Optical Character Recognition [OCR] and scanning are often confused. OCR includes scanning of fields to be read. Scanning takes an image of a page or line without intelligently recognising the data scanned. OCR was originally developed for automatically processing very high volumes of paper such as cheques or utility bill remittance stubs. The characters in the fields that could be recognised were not ordinary type fonts but were specialised character sets designed specifically for OCR. These fonts were known as OCR A and OCR B.

The early OCR readers were large, cumbersome, noisy pieces of equipment. Moving volumes of ‘used’ paper past a read head at high speed and accurately reading the desired fields is a non-trivial task. Forms design is critical. Paper weight, colour, layout, and box size have to be carefully controlled. In processing, forms have to be accurately aligned, fields to be read have to be identified and registered and characters have to be machine readable. Where an item could not be read accurately the form was dropped into a ‘reject’ pocket on the reader. The rejects were then re-processed by key punching. These systems were cost-effective from the late 1960s/early 1970s although acquisition and running costs were high. A resident engineer was needed for daily operations.

Later in the 1970s, OCR readers became more reliable and efficiency was improved by automating reject repair. This was done by integrating a key-to-disk minicomputer with the OCR reader. Rejected characters were displayed as read on a terminal screen. The operator corrected the rejected character by visual verification. A second development was the ability to read handprint [not handwriting]. These systems were called Mixed Media systems because they could capture data both by OCR and by keying.

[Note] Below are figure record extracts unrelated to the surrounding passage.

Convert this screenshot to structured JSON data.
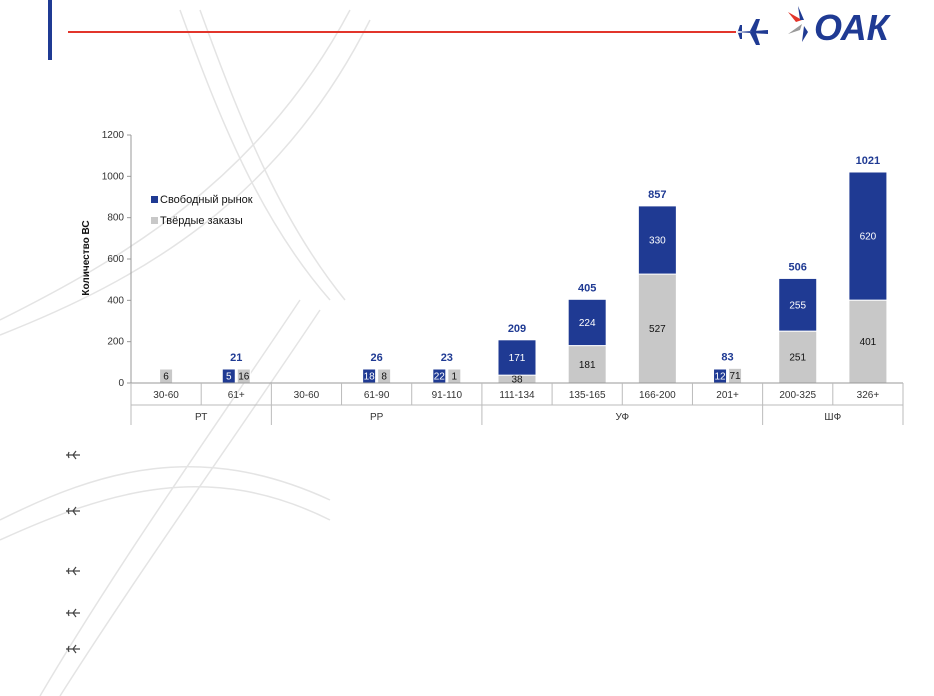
{
  "brand": {
    "logo_text": "ОАК",
    "accent": "#1f3a93",
    "line_color": "#e2352b"
  },
  "bullets": [
    "plane-icon",
    "plane-icon",
    "plane-icon",
    "plane-icon",
    "plane-icon"
  ],
  "chart_data": {
    "type": "bar",
    "stacked": true,
    "ylabel": "Количество ВС",
    "ylim": [
      0,
      1200
    ],
    "yticks": [
      0,
      200,
      400,
      600,
      800,
      1000,
      1200
    ],
    "categories": [
      "30-60",
      "61+",
      "30-60",
      "61-90",
      "91-110",
      "111-134",
      "135-165",
      "166-200",
      "201+",
      "200-325",
      "326+"
    ],
    "groups": [
      {
        "name": "РТ",
        "span": [
          0,
          1
        ]
      },
      {
        "name": "РР",
        "span": [
          2,
          4
        ]
      },
      {
        "name": "УФ",
        "span": [
          5,
          8
        ]
      },
      {
        "name": "ШФ",
        "span": [
          9,
          10
        ]
      }
    ],
    "series": [
      {
        "name": "Твёрдые заказы",
        "color": "#c8c8c8",
        "values": [
          6,
          16,
          0,
          8,
          1,
          38,
          181,
          527,
          71,
          251,
          401
        ]
      },
      {
        "name": "Свободный рынок",
        "color": "#1f3a93",
        "values": [
          0,
          5,
          0,
          18,
          22,
          171,
          224,
          330,
          12,
          255,
          620
        ]
      }
    ],
    "totals": [
      null,
      21,
      null,
      26,
      23,
      209,
      405,
      857,
      83,
      506,
      1021
    ],
    "legend_position": "upper-left"
  }
}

In 1978, British Rail installed the UK’s first mixed media system with handprint recognition for reading timesheets for payroll. Over the next 20 years, OCR was continuously developed so that more standard type fonts could be read and handprint became widely available. The readers became smaller, more reliable and less costly.

 

In 1998 the same conceptual system approach using commodity rather than proprietary hardware was used to read Cattle Passports for the UK’s Cattle Tracing System designed in the aftermath of the Mad Cow Disease [BSE] crisis. The only common features were really the common challenge of setting-up and maintaining the systems to a high standard although the new technology was orders of magnitude easier to work with than the old. Nevertheless OCR remains a specialist technology.

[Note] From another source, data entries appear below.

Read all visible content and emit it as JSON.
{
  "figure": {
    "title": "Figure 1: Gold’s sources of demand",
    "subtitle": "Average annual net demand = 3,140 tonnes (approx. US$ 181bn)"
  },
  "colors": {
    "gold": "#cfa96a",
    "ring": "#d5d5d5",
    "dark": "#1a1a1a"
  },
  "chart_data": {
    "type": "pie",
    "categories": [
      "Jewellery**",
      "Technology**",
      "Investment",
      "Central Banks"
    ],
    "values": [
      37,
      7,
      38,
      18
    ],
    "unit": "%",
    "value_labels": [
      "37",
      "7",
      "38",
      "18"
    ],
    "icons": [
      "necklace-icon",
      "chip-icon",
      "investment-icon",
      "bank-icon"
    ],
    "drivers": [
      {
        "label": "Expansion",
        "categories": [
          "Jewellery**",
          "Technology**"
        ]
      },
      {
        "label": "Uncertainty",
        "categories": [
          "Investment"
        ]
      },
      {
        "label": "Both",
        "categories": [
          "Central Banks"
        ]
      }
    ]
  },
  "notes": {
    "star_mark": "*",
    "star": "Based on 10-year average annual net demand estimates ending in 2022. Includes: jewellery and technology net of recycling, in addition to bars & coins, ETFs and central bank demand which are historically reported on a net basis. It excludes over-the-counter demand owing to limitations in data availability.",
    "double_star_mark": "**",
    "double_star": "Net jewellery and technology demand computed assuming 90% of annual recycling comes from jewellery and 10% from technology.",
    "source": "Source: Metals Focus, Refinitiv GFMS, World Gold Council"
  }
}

Scanning generically came from photocopying with advances in laser technology and digitisation improving the quality and tractability of the scanned image. A good example of scanning being used in data capture is the Atomic Weapons Establishment’s payroll system using desk-top scanners connected to PCs. These scanners had recognition software and were ‘state-of-the art’ at the time.

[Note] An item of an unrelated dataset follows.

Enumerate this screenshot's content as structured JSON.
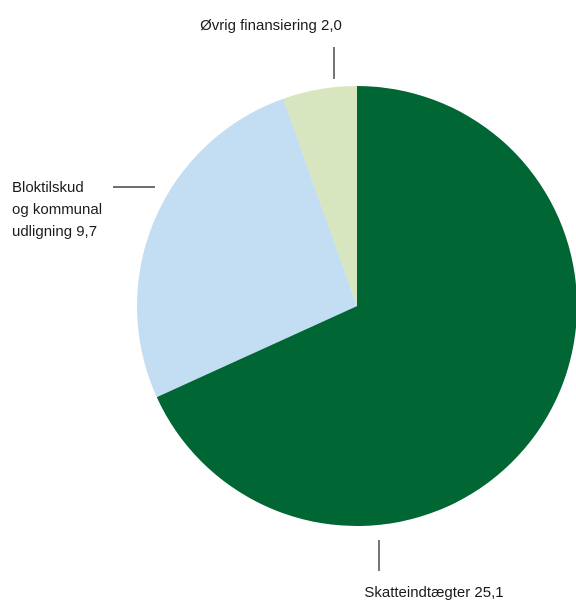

The Case Studies are the only ones to survive. They are broadly representative and indicative of the use of the technology. By the 1990s desk-top scanners were so common they were rarely documented as systems. In the early 1990s software systems were available such as ROCC’s SEECHECK Forms Processing Solutions that ran on commodity hardware and provided comprehensive facilities for all scanning- related and keying-related data capture. From a separate department in an organization using somewhat esoteric technology ,data capture had become just another desk-top task.